VATICAN CITY, Feb. 18 (Reuters) – The Vatican has told employees that they risk losing their jobs if they refuse to receive a COVID-19 vaccination without legitimate health reasons.

A decree from Cardinal Giuseppe Bertello, in effect the governor of Vatican City, said that getting a vaccine was “the responsible choice” because of the risk of harming other people.

The Vatican City, the world’s smallest state with 108 hectares, has several thousand employees, most of whom live in Italy. The vaccination program began last month and Pope Francis, 84, was one of the first to receive the shot.

The seven-page decree says those who cannot be vaccinated for health reasons can get another job, presumably where they would interact with fewer people, but will receive the same pay even if the new post is a demotion.

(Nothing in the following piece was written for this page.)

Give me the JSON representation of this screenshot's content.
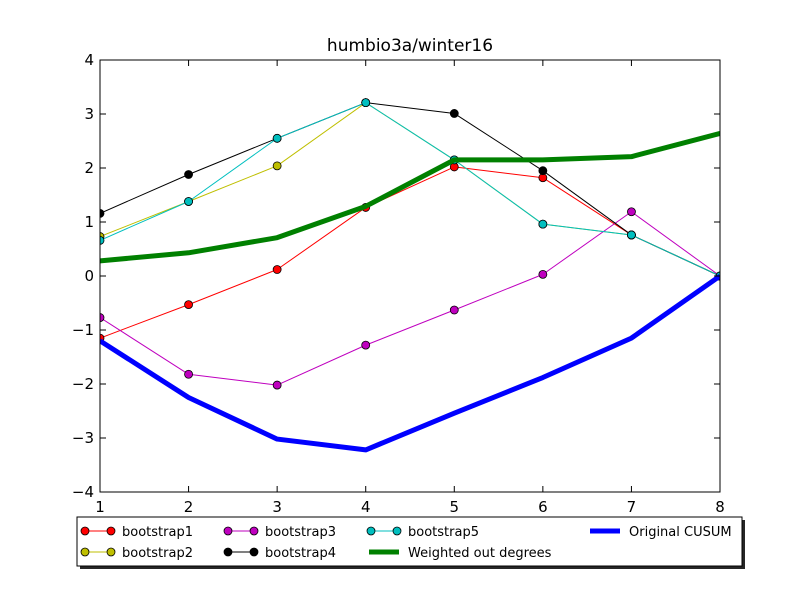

But the decree said that those who refuse to receive a vaccination without sufficient reason would be subject to a specific provision in a 2011 law on workers’ rights and obligations.

According to the article in the 2011 law, workers who refuse “preventive measures” may be subject to “varying degrees of consequences that may lead to dismissal”.

The decree was signed on February 8 and later posted on the website of the governor’s department.

Pope Francis is a strong supporter of vaccines to prevent the spread of the coronavirus.

“It’s an ethical choice because you gamble with your health, with your life, but you also gamble with the lives of others,” he said in an interview with an Italian television station last month.

The Vatican has mandated a COVID-19 vaccination for journalists accompanying Pope Francis on his trip to Iraq next month.

Bertello, who signed the decree, tested positive for the coronavirus in December and went into self-isolation.